Sunday, June 29, 2008

Echoes of the Past

I've just returned from having lunch with my cousin Norah and her mom. Norah is one of my Canadian cousins, and although she lives in the area I don't get to see her as often as would like. When my family came here from Belfast, everyone except my grandfather went to Canada. My grandfather came to Chicago, and my grandmother brought my mom and uncle soon after to meet him here.

Norah's a little older than I am, and her mom, Lillian, is 96 and was my grandmother's niece. Lillian has the most wonderful stories about her "Aunt Mary" - my Grandma - and how much she loved her, and how she still remembers her. Today she told me that she could see her Aunt Mary in my profile - Lillian has macular degeneration, but she can still see some things quite accurately :-) And really, if you look at all of us together, you can tell we're all related somehow.

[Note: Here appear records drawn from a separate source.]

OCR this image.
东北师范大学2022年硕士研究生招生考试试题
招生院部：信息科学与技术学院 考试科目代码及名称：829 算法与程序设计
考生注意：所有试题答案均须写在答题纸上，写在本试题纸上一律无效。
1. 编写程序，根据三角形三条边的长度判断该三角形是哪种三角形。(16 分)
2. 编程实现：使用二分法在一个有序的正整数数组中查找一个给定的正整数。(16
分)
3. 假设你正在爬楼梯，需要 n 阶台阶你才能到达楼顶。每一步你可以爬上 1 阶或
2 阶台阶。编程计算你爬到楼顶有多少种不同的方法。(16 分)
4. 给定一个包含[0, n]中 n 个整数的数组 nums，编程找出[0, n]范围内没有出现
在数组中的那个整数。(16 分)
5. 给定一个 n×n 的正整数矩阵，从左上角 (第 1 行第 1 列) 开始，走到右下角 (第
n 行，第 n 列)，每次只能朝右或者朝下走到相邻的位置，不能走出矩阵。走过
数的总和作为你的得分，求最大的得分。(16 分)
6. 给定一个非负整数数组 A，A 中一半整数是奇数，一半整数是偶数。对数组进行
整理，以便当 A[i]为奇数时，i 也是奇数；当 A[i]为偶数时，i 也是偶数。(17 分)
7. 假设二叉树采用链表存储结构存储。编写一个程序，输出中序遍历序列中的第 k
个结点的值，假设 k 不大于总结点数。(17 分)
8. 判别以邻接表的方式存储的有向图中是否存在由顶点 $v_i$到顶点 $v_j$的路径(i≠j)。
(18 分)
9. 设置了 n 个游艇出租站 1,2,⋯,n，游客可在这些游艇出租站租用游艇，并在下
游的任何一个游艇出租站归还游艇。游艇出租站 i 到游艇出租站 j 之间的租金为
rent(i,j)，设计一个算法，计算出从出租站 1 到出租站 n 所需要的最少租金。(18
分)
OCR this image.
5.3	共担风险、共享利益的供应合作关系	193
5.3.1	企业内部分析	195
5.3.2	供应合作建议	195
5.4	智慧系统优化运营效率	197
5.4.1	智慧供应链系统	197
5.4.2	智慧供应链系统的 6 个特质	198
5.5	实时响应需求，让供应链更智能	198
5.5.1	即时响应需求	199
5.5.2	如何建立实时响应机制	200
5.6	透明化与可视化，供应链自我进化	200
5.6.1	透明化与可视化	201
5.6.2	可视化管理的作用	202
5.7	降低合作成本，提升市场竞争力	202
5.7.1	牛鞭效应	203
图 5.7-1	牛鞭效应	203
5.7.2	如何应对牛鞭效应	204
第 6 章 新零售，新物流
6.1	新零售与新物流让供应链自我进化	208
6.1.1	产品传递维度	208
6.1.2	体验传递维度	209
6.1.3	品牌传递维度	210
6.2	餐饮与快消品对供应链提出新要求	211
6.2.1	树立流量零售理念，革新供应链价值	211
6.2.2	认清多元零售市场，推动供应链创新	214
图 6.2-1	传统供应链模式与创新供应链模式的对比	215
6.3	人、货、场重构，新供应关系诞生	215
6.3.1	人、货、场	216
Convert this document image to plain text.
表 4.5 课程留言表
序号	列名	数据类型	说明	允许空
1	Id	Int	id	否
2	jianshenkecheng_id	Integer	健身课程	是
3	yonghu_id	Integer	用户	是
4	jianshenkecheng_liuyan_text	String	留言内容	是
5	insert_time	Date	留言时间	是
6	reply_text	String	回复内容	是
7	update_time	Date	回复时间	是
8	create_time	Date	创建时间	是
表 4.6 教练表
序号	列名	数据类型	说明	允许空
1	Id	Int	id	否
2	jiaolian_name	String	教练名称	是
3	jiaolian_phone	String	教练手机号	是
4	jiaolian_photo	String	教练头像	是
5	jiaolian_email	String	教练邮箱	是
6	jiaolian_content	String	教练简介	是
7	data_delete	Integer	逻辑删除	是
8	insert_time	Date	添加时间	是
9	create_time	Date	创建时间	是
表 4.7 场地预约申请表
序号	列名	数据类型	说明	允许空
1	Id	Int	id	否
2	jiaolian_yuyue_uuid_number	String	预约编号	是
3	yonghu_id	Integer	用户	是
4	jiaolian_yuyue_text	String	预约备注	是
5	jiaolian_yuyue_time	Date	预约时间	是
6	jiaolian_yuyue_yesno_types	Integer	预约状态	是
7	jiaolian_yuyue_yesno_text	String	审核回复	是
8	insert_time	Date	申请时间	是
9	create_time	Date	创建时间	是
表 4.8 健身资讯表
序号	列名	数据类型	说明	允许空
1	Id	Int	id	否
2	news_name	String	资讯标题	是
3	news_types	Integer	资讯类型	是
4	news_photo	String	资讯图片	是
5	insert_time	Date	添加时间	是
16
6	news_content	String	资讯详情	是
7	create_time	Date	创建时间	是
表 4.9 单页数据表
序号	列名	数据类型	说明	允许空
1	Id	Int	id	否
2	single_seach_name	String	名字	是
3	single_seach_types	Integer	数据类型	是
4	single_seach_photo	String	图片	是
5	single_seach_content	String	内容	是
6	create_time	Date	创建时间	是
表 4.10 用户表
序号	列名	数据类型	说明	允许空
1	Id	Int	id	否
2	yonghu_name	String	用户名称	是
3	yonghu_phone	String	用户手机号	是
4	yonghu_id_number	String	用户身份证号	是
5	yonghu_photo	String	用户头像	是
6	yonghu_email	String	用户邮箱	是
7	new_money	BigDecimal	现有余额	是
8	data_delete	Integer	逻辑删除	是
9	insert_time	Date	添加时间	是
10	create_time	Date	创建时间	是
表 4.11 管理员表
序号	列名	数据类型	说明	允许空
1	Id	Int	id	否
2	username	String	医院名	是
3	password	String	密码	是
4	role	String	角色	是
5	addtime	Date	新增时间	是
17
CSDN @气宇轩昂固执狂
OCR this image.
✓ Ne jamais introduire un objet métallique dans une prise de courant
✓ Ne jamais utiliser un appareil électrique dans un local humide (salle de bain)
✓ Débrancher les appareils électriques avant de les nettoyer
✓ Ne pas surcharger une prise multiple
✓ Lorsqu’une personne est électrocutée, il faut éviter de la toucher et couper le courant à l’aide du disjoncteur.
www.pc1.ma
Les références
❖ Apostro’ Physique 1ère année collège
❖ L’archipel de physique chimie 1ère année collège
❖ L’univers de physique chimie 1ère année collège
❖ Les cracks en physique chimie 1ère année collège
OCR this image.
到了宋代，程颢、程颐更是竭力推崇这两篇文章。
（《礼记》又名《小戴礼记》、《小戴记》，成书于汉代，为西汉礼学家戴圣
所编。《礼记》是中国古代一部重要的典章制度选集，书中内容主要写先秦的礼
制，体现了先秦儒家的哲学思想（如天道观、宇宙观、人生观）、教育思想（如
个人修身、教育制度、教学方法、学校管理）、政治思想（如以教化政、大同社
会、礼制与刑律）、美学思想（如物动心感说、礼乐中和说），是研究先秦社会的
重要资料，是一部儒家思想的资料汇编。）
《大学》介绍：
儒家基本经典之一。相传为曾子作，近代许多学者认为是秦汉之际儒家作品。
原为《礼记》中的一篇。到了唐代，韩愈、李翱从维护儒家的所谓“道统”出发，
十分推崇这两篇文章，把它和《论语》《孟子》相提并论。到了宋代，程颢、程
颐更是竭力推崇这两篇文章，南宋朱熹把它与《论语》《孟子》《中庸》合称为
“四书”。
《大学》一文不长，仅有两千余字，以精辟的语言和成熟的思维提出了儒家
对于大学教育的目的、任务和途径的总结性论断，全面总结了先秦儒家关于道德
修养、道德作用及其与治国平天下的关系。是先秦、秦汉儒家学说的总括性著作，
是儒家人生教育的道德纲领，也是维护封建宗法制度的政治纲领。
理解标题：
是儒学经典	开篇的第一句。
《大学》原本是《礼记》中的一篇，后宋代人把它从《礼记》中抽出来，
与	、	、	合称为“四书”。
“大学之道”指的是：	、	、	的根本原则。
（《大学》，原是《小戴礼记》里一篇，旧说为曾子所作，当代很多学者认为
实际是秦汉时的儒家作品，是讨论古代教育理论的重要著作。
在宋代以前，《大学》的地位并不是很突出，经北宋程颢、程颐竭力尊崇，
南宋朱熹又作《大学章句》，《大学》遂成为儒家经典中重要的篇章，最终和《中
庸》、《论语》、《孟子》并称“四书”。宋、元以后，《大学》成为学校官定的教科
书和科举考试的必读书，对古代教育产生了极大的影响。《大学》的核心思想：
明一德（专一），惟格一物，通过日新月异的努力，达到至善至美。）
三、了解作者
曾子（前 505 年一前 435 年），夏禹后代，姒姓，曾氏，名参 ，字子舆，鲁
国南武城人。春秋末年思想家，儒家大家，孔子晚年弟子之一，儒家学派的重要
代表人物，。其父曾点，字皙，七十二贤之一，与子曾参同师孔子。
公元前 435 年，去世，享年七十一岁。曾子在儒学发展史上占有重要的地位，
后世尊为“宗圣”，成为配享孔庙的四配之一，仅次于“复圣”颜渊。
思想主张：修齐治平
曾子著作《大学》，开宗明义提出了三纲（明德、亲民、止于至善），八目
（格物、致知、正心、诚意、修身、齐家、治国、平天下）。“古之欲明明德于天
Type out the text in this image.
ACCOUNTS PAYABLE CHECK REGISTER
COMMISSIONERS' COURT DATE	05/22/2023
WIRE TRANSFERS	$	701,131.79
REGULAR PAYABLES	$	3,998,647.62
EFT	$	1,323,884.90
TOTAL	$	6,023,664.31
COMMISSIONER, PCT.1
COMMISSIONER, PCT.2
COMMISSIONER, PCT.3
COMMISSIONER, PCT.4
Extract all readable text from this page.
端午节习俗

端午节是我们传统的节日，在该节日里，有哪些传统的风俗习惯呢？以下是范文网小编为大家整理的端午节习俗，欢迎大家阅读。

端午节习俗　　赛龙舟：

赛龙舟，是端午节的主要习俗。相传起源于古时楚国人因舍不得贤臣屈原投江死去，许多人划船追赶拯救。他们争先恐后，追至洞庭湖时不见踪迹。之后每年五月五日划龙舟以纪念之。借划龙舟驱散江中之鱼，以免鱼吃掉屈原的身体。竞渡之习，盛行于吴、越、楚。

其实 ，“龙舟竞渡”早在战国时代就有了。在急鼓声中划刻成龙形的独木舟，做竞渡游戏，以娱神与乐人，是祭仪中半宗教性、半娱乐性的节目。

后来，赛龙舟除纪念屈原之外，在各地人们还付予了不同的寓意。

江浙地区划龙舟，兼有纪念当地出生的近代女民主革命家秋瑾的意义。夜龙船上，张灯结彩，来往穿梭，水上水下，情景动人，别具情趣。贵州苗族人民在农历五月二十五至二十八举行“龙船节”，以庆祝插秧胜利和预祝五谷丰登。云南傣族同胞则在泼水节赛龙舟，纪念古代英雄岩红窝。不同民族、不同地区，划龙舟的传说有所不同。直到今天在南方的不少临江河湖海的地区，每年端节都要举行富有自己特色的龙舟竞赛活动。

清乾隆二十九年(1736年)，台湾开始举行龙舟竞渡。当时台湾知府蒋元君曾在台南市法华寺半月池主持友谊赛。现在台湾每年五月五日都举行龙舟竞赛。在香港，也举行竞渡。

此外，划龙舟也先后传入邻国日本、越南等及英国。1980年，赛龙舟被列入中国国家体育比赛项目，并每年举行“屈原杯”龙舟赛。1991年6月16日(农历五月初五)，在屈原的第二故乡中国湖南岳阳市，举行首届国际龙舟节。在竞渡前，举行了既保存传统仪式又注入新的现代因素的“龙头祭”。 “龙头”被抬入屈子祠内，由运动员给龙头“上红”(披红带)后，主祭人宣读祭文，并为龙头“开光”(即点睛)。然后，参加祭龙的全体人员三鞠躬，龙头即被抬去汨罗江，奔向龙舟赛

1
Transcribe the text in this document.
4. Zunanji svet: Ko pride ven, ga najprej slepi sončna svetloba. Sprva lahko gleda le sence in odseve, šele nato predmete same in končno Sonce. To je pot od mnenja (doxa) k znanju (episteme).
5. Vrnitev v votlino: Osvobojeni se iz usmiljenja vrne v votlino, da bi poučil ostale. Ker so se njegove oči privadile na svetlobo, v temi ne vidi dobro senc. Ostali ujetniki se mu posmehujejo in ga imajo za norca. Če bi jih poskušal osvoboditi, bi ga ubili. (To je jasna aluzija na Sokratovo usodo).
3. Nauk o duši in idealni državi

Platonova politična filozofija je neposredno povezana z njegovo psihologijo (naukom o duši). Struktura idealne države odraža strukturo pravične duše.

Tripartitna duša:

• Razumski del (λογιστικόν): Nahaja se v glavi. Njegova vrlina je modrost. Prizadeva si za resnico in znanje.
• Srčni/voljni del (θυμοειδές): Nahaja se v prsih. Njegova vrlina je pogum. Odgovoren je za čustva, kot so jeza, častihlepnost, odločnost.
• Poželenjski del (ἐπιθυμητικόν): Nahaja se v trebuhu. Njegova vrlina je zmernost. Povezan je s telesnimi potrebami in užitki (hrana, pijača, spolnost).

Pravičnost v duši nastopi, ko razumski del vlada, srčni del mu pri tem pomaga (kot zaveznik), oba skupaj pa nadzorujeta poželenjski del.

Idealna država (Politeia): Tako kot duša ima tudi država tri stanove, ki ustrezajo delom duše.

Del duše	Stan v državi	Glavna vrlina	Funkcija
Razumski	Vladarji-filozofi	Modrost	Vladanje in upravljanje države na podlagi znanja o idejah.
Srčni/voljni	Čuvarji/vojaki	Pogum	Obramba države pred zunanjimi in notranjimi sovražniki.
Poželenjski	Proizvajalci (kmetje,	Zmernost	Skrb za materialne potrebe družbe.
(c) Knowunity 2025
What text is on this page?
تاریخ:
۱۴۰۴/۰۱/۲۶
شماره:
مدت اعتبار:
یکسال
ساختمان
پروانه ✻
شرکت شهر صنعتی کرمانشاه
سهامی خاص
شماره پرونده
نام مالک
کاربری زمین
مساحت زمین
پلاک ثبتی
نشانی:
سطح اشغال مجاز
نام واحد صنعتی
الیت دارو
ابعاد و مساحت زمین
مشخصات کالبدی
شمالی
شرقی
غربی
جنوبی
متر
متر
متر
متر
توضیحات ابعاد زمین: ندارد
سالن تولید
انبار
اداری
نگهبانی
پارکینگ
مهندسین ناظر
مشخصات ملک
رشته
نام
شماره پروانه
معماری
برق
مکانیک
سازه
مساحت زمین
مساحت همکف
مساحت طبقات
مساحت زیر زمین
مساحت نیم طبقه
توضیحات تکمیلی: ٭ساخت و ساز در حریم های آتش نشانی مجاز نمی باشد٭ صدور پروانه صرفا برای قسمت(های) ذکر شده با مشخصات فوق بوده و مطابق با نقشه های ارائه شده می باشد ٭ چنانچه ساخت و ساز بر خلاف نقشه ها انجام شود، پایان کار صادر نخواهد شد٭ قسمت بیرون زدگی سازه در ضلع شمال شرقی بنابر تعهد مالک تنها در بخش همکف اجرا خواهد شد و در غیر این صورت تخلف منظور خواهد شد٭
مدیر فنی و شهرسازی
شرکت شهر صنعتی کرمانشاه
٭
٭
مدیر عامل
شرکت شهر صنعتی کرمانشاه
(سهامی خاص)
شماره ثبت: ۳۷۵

I've been looking forward to this lunch for weeks for a number of reasons - Lillian lives in Canada and isn't here all the time - but I had a particular question I wanted to ask her today. She's the only one left who really knew my Grandma.

I've been knitting since I was a little girl. My Grandma taught me, and she died when I was 9 - so I've been knitting for quite awhile (ahem). When I knit, I have always had to brace the right needle on my right leg to keep it stable, and I knit British style, throwing my yarn. I'm actually pretty fast at it, and having that one needle braced on my body makes it all possible.

For decades I was a "straights" knitter. I used straight needles only. I didn't knit with double-points because (A) my mother didn't have the patience to teach me, (B) Grandma was long gone, and (C), once I did learn I kept impaling my leg with them - I did learn to knit with double points, but I don't much care for it, and I didn't use circular needles for a very long time either until I actually learned how to brace them on my left leg.

I figured my trouble with double points and the reason I braced a needle on my leg was that I'm left-handed, and Grandma was right-handed, and that I somehow couldn't replicate whatever she was doing when I learned to knit. I have spent my entire life thinking that that was the reason why I knit with one needle braced on my leg - that somehow I must have had to do that because my left hand couldn't quite match up somehow with what I thought she must have been doing.

Anyway, it's only been in the last month that it occurred to me that maybe the reason I knit that way is because that's how Grandma actually taught me - i.e., that that was how she knit, too. I mean, there are as many styles of knitting as there are stars in the sky - plenty of European knitters brace a needle under their arm, some people knit with yarn around the back of their neck, some can hold up both needles and knit, some pick knit, some throw their yarn - the list could go on.

Today over lunch, Lillian confirmed that yes, she remembered that her Aunt Mary had knit all the time with one of the needles braced on her body or leg. And so a huge chunk of my knitting history just came into clear focus for me. I knit with one needle braced on my leg because that's how my Grandma did it. Forfrickinever I have thought that there was something wrong with it, that I must have done it trying to keep up somehow.

So how kewl is it that I have nothing to be ashamed of? And how proud am I that I carry a piece of my family history in both my hands, knitting in the style of my Irish grandmother? And how lucky am I to hear from Lillian that she sees her Aunt Mary in my face?

Lucky indeed. Very, very lucky :-)


Linda said...

Sounds like a lovely lunch today! So, are you disappointed at all that when you taught me to knit I didn't pick up that unique style?

A :-) said...

No - you have your own style, and that's how it should be :-)

The Knitted Squirrel said...

That's nice to find that there is a bit of history in your knitting style.
From what I can remember about my mother's knitting style, I knit EXACTLY like her and I find a bit of comfort in that as she is no longer with us.

Kris said...

Your very lucky indeed. I love discovering bits of family history.